The definition of an employee in the Employment Relations Act 2000 requires that they do work for hire or reward under a contract of service.
An employer is required to reward or pay an employee for the work that they perform.
The employment agreement will usually set out the employees’ pay. Common terms in the agreement are “wages” or “salary”, which are essentially different descriptions of the same thing, namely the employee’s remuneration for work performed.
The Wage protection Act 1983 defines the term “wages” as salary or wages; and includes time and piece wages, overtime, bonus, or other special payments agreed to be paid to a worker for the performance of service or work and includes any part of any wages.
Wages
Wages generally refer to pay calculated on an hourly, daily or weekly basis.
As of 1 April 2025, the minimum wage rate for employees 16 years or older is:
- Adult wage: $23.50 per hour.
- Starting-Ou wage: $18.80 per hour.
- Training wage: $18.80 per hour.
Salary
Salaries, which form part of the definition of wages, are generally calculated on an annual basis and are typically used where the employee works set hours and days each week. The employee on a salary would usually be paid a set amount or pre-determined amount for each pay cycle.
The conditions of an annual salary and the associated entitlements must be outlined between employer and employee in an employment agreement. Negotiating a salary is common practice in most industries and is often crucial to meeting the needs of the individual and the business.
When paying salaried employees, the employer must ensure that their hourly rate is at least equal to the minimum wage. Often salaried employees are paid considerably higher than the minimum wage to accommodate for any overtime the employees may work.
Negotiating an annual salary
Annual salary negotiations give the employer and employee a chance to discuss the terms of an employment agreement. The purpose of negotiating a salary is to reach a mutual agreement that not only falls in line with the current market – but satisfies the needs of the individual and the financial limitations of the employer.
Employers should be prepared to make an offering that guarantees long-term success for the business and the employee.
A key benefit of salary negotiation is that it allows open and transparent communication between the employee and the employer. The employee displays their trust and willingness to commit to the job and are provided an opportunity to voice concerns and discuss their future.
Strategies for employers in salary negotiations
- Be honest- Employers should be honest when setting employment packages and during salary negotiations. Misleading employees with promises and backing out of them can affect their morale and trust in the employer.
- Be confident- An employer or hiring manager, should give confident but clear responses on the practical nuances of salary raises and its implications.
- Have data on hand- Coming prepared to the meeting with data and notes can send a positive sign to an employee and boost their confidence in the Business. This data can relate to their past performance, contribution to the company growth, and the future of their role within the company. This data can support employers with any answers they may need to give, and it will also avoid any miscommunication or relying on memory for key details.

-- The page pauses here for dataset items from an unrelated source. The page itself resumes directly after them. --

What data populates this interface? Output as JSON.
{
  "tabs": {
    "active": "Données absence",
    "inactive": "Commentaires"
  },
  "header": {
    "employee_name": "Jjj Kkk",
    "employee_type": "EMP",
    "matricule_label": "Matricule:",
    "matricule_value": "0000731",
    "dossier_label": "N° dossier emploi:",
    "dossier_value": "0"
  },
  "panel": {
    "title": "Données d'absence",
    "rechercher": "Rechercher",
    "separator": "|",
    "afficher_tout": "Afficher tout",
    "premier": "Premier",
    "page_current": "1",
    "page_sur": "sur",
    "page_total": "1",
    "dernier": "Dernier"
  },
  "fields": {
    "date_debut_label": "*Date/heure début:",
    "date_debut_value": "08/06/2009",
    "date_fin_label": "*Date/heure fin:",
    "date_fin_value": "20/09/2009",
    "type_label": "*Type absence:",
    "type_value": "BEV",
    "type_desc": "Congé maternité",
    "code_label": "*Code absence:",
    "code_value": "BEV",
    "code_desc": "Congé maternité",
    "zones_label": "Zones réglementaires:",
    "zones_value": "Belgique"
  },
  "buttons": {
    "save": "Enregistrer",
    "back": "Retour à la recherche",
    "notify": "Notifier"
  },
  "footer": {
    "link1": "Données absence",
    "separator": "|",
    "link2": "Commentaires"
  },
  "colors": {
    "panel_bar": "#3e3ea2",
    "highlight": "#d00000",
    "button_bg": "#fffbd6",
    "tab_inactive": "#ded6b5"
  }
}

- Understand salary trends- Understanding current salary trends can help employers back their decisions with rationale and accurate information. Knowing the current salary trends for particular roles or industries allows employers to set a realistic bar on how high or low the salary can go.
By appealing to the specific needs of people, rather than focusing on the numbers, employers can make an enticing offer that is mutually beneficial to both parties.
Gross pay vs net pay
The law requires employers to provide their employees with pay slips, including the amounts earned for gross and net pay.
Gross Pay | Net Pay |
---|---|
Gross pay refers to the total amount of money an employee earns from performing work. | Net Pay is also referred to as “take-home pay” and is the actual amount of money an employee is paid once any relevant deductions (such as PAYE) have been made (ie taken off their gross pay) |
Gross pay does not include any deductions that may be made. |
Crimes (Theft by Employer)
The Crimes (Theft by Employer) Amendment Act 2025 (the Act) came into force on 14 March 2025.
The Act provides that an employer’s intentional failure to pay an employee any money owed in relation to their employment, will amount to theft. For this to amount to a crime, the employer’s failure to pay must be without a reasonable excuse.
What amounts to a “reasonable excuse” will be subject to the facts of each case and the interpretation by the courts. Generally, factors such as a glitch or circumstances outside of the employer’s control may be considered a reasonable excuse, in which case no crime was committed.
The Act also provides the maximum penalties for the offence of theft by an employer. If the employer is an individual, the maximum penalty would be 1 year’s imprisonment, a fine of $5,000, or both. In any other case, the maximum penalty would be a fine of $30,000.
The Act is intended to apply to employers who owe wages and intentionally do not pay them to the employee. This would include the unlawful withholding of wages, salaries, and other monetary entitlements within an employment relationship.